The concert will be May 24 at 7 p.m. CDT at Sequatchie County High School.
Shaky economic times are sometimes more poignant in rural areas because help is often far away or hard to reach, said Bill Wolfe, pastor at Lee Station Baptist Church in Bledsoe County, Tenn.
"We live in one of the poor parts of the state, and we want to help make a difference in people's lives," said Wolfe, who is among organizers of a May 24 fundraiser to benefit the church's Rick and Lois Smith Food Bank.
"Ivan Parker, who is a Southern gospel singer from Nashville, is coming to do a ticketed event for us to raise money for our food bank," he said.
The ministry's outreach has grown in the past few years and provides food and other necessities, Wolfe said. The food bank gets help from individuals, businesses and other churches in the Bledsoe-Sequatchie area.
Food bank volunteer and supporter Kara Upchurch, owner of Stephens Pharmacy on Main Street in Pikeville, said client families struggle constantly, particularly since Taft Youth Development Center closed last year.
"A lot of people come in here trying to pick and choose what they can buy," Upchurch said. "I think a lot of people just live from paycheck to paycheck."
The food bank needs donations more than ever, and the fundraiser later this month is the biggest effort yet to help, Wolfe said.

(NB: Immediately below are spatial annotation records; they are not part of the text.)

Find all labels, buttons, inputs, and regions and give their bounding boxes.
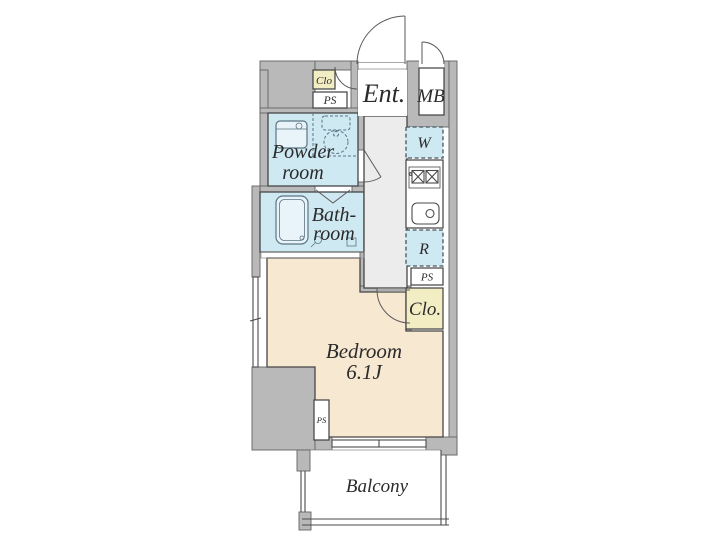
entrance-door-arc bbox=[357, 16, 405, 64]
wall-bedroom-southwest-block bbox=[252, 367, 315, 450]
corridor-floor bbox=[364, 116, 407, 288]
label-washer-space: W bbox=[417, 135, 432, 152]
wall-powder-east-upper bbox=[358, 113, 364, 150]
label-pipe-space-entrance: PS bbox=[323, 95, 337, 107]
label-bedroom-size: 6.1J bbox=[346, 360, 383, 384]
label-refrigerator-space: R bbox=[418, 241, 429, 258]
wall-west-upper bbox=[260, 70, 268, 190]
wall-top bbox=[315, 61, 352, 70]
floor-plan: Ent. MB Clo PS Powder room Bath- room W … bbox=[0, 0, 720, 540]
balcony-wall-stub-top bbox=[297, 450, 310, 471]
label-balcony: Balcony bbox=[346, 476, 409, 497]
label-pipe-space-kitchen: PS bbox=[420, 272, 434, 284]
label-powder-room-line1: Powder bbox=[271, 141, 334, 163]
label-powder-room-line2: room bbox=[282, 162, 323, 184]
label-pipe-space-bedroom: PS bbox=[316, 415, 327, 425]
label-bathroom-line2: room bbox=[313, 223, 354, 245]
meter-box-opening bbox=[419, 60, 444, 68]
wall-powder-north bbox=[260, 108, 358, 113]
label-closet-entrance: Clo bbox=[316, 75, 332, 87]
balcony-wall-stub-bottom bbox=[299, 512, 311, 530]
label-closet-bedroom: Clo. bbox=[409, 299, 441, 320]
wall-east bbox=[449, 61, 457, 455]
label-entrance: Ent. bbox=[362, 79, 406, 108]
bath-bedroom-partition bbox=[261, 252, 364, 258]
wall-powder-bath-divider bbox=[260, 186, 315, 192]
wall-west-bath bbox=[252, 186, 260, 277]
window-west-tick bbox=[250, 318, 261, 321]
label-meter-box: MB bbox=[416, 86, 445, 107]
wall-powder-bath-divider-east bbox=[352, 186, 364, 192]
window-west bbox=[253, 277, 258, 367]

The gospel concert will feature Parker and regional gospel acts Ken Hicks, the Testimony quartet and the duo Jim Ricketts and Crystle Elam, Wolfe said. Parker is known for his songs "I Choose" and "Midnight Cry," according to his website.
Thanks to donations to pay the performers, the full $10 ticket price goes to the food bank, Wolfe said.
"Usually for an event by Ivan, it's $25. We placed the price so low so that everybody can afford to come," he said.
The food bank helps 20 to 40 families a week in Bledsoe, Sequatchie, Cumberland, Van Buren and Rhea counties, he said. "We even go to Soddy-Daisy."